La sabiduría no sólo ilumina el corazón para las grandes decisiones, sino que, además, lo mantiene despierto, siempre en espera de lo más importante. De ese modo, la sabiduría evita que el corazón sucumba en la tibieza, la indiferencia, la mediocridad o el apego a las cosas del mundo que empolvan el corazón, haciendo que se olvide de los bienes más sublimes.
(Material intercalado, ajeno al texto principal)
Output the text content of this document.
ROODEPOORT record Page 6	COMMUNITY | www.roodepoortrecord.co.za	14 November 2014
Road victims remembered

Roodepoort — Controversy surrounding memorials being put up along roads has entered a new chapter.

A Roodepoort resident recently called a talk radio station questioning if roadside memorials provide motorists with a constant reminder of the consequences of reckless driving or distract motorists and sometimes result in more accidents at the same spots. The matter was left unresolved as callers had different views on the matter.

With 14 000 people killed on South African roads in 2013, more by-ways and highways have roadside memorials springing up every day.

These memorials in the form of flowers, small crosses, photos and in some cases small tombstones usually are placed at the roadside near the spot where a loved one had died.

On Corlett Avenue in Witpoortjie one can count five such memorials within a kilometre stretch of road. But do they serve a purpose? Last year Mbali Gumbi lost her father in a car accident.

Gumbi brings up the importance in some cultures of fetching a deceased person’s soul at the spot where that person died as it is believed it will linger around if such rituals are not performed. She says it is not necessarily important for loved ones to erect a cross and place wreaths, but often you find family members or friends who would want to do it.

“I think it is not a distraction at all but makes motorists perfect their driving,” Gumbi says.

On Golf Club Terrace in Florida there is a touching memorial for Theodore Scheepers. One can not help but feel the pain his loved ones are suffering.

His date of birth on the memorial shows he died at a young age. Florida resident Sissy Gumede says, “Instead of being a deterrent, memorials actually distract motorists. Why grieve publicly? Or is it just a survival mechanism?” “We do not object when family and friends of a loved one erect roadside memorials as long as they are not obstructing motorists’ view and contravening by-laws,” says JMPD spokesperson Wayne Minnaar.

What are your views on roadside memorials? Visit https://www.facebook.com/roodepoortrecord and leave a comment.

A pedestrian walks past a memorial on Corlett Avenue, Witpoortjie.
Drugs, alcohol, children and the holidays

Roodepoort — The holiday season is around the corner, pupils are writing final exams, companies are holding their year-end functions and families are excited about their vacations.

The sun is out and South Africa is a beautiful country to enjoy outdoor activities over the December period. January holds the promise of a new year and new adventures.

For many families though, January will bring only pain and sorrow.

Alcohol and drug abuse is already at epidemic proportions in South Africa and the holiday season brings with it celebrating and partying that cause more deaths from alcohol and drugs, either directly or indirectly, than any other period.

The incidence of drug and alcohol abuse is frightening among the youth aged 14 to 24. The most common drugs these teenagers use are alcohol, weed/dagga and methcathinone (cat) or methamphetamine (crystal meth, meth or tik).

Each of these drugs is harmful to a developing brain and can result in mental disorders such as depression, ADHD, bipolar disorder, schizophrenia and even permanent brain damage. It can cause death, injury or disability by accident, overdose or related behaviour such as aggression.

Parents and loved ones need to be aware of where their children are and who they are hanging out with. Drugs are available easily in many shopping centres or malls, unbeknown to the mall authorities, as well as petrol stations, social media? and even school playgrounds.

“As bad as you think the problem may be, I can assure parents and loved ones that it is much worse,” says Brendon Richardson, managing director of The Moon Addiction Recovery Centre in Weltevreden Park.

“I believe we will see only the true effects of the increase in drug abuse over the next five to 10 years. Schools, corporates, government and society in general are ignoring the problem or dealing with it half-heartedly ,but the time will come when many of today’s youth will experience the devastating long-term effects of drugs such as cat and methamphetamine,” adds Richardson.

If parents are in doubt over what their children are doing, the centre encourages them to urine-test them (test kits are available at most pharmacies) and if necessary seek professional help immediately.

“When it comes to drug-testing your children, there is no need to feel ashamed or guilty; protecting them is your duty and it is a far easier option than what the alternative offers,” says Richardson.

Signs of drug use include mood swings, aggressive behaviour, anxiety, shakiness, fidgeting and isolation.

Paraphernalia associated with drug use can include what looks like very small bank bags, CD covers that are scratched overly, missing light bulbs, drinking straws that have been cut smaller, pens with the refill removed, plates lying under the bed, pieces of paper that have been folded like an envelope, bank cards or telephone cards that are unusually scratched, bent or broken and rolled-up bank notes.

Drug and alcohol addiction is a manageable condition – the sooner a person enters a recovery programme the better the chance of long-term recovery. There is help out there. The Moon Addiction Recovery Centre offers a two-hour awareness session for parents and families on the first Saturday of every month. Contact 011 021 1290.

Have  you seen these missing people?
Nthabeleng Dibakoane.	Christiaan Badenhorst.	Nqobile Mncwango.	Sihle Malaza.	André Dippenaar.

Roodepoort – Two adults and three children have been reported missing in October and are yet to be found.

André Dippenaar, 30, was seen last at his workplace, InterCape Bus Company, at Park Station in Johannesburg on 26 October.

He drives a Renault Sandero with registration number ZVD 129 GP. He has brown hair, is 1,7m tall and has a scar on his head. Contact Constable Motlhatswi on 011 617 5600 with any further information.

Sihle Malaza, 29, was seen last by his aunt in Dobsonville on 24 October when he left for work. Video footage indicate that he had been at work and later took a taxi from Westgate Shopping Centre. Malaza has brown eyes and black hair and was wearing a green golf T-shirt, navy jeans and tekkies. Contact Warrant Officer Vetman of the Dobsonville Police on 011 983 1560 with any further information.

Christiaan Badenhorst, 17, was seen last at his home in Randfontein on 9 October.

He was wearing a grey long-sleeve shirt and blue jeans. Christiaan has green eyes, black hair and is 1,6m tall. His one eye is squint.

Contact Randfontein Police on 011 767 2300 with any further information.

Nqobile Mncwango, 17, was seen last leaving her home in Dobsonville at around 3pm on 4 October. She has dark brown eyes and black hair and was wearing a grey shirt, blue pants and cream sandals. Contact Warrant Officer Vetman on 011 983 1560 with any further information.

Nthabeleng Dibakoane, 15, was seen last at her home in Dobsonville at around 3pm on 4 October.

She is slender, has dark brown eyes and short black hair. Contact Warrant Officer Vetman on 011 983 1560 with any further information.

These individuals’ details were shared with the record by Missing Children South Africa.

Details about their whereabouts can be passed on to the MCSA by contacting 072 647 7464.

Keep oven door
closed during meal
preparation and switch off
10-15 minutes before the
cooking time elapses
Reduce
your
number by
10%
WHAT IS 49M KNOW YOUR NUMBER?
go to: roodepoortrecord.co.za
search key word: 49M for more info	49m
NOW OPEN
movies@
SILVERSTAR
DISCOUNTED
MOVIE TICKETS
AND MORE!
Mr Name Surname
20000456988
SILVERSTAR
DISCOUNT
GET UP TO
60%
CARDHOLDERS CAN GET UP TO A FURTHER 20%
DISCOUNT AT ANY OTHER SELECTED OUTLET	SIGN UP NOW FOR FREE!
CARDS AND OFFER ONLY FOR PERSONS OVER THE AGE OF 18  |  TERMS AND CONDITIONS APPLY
Si hacemos una encuesta para preguntar quién quiere ser amigo de Dios, sin duda la mayoría dirá que sí lo desea; pero si hacemos otra para medir quienes viven sustentando su vida en la sabiduría que viene del evangelio, posiblemente los resultados no sean tan favorables. Así pasó con las doncellas de la parábola del evangelio y así pasa con la humanidad; la mayoría queremos estar en la fiesta, pero no todos tomamos la sabiduría como camino de vida. El dinero, la fama, el poder, el placer, etc., aquí se quedan. Lo que mejor nos puede acompañar en el peregrinar de esta vida y en el tránsito final es la buena amistad que tengamos con Dios y el modo de apoyarnos en su sabiduría.
“Señor, tú eres mi Dios, a ti te busco, de ti sedienta está mi alma” (Ps. 62).